短くない時間、現実から五感が切り離されていたことに気付き、失態だったか?と那青さんの顔を窺うと、
「それでも改めて、友達になってみませんか?」
そう那青さんは笑って、仕切り直してくれた。
「う、うん!よろしくお願いします」
「はい、よろしくお願いします」
今手の平で転がされたような気がするが、むしろ、それは救いの手だと感じた。
知人歴数時間で得た友達と疎遠にならないよう、この出会いは大切にしたいと強く思った。
那青さんは微笑んでくれている。友達になると真顔率が減るのだろうか。
那青さんは「じゃあさ、じゃあさ」と身を乗り出してきた。友達になるとアクションが大きくなるのだろうか。
「明日香ちゃんにも、ヤタ君と正式に友達になれたよって言っておくね?」
突然の予想外の宣言にはツルさんが巻き込まれていた。
「ほ、報告なんて別にしなくていいんじゃ?」
ツルさんに後日からかわれるシーンが頭に浮かぶ。でもツルさん視点だと、友達と友達が友達になったわけで……そう考えると報告するのが筋か。

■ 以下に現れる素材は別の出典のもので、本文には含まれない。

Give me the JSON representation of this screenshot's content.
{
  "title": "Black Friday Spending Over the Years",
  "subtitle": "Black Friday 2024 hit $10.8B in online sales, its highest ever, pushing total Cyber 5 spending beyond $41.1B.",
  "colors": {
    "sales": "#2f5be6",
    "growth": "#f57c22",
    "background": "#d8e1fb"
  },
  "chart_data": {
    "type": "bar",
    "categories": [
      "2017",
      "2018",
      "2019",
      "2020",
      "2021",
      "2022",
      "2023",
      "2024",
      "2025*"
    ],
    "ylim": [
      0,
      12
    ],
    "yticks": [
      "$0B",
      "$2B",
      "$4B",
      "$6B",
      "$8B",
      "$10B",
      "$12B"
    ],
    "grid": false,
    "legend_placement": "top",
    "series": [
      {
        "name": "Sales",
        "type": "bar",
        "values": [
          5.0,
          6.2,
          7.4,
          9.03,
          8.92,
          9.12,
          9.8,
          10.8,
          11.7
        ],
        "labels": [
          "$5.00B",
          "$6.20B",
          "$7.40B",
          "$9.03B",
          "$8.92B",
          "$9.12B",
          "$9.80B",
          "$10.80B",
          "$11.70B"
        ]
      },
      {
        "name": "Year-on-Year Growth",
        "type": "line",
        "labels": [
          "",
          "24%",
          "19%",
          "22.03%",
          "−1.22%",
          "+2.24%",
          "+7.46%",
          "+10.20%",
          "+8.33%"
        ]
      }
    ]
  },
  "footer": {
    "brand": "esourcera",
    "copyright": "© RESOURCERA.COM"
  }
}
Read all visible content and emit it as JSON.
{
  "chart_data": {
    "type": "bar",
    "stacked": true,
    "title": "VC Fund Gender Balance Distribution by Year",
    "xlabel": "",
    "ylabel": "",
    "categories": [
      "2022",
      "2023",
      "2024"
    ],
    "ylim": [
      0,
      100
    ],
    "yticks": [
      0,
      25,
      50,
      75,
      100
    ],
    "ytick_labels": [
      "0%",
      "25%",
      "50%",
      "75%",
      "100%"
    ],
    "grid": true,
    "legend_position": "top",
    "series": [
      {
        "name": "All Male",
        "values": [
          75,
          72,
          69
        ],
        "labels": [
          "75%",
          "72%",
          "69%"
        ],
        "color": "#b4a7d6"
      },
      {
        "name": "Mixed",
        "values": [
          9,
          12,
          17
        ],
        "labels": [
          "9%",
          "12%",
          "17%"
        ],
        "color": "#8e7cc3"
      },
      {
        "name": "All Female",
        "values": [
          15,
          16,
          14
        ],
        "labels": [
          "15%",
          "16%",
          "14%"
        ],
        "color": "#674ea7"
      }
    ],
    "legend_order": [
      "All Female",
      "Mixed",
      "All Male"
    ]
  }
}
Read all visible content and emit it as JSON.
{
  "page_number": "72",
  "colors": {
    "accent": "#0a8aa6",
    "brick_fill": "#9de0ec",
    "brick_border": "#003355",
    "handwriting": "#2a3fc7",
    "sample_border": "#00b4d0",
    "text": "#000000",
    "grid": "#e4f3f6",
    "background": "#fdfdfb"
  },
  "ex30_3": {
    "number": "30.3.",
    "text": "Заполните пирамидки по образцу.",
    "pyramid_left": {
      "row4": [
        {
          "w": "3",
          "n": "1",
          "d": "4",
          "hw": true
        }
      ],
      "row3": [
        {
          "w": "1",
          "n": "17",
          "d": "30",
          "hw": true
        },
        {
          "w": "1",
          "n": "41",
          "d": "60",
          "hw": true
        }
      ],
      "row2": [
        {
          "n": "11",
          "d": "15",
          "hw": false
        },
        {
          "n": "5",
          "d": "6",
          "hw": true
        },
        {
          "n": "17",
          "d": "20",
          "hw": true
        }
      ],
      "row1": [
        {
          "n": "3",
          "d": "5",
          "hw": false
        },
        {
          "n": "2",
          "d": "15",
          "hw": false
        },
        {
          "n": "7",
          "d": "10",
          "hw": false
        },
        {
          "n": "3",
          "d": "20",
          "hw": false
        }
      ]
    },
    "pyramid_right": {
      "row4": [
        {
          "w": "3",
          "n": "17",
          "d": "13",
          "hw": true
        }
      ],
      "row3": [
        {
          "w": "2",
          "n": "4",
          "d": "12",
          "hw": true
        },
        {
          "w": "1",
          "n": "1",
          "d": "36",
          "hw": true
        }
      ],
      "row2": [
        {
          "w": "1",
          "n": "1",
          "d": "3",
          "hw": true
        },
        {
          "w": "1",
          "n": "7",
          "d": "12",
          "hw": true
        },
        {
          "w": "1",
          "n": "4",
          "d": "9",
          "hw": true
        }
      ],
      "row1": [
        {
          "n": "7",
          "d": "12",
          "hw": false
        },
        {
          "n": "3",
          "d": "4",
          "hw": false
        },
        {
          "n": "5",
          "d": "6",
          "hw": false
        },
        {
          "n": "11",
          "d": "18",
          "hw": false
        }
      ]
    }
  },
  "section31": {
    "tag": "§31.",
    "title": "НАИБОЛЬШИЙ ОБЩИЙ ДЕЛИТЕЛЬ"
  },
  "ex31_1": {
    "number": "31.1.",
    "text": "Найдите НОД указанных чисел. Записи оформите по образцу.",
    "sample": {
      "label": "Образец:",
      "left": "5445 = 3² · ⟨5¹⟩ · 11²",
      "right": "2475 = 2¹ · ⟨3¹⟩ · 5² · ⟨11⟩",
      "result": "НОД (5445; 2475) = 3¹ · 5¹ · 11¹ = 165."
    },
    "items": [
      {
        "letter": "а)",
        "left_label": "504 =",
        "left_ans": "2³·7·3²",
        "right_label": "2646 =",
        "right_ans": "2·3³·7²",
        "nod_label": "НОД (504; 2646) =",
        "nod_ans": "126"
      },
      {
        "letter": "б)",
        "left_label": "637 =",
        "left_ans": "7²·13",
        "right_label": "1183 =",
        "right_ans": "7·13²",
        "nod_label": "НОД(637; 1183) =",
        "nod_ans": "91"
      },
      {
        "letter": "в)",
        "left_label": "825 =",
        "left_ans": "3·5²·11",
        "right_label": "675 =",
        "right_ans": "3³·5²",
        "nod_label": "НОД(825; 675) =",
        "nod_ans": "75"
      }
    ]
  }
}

「明日香ちゃんはきっと、ヤタ君に友達ができたことを喜んでくれると思うよ」
「なんで?」
「ヤタ君が東京で孤独にならずに済むから」
「そんなもんなのかな?」
「そんなもんだと思うよ。明日香ちゃんは本当にヤタ君のことを心配しているよ」
「……ツルさんが帰郷する前に、また3人で会えるかな」
那青さんから改めてツルさんの想いを伝えられ、少し感傷的になった。
ツルさんはサッパリした性格だとは思うが、今まで僕に愛想をつかさなかった点だけ見ても、縁を大事にする人と評価できる。そんな彼女なら、確かに……喜んでくれるかも知れない。
「うん。それもきっとすごく喜ぶよ!」
きっとからかいもセットで付いてくるだろうけど、それは必要経費だ。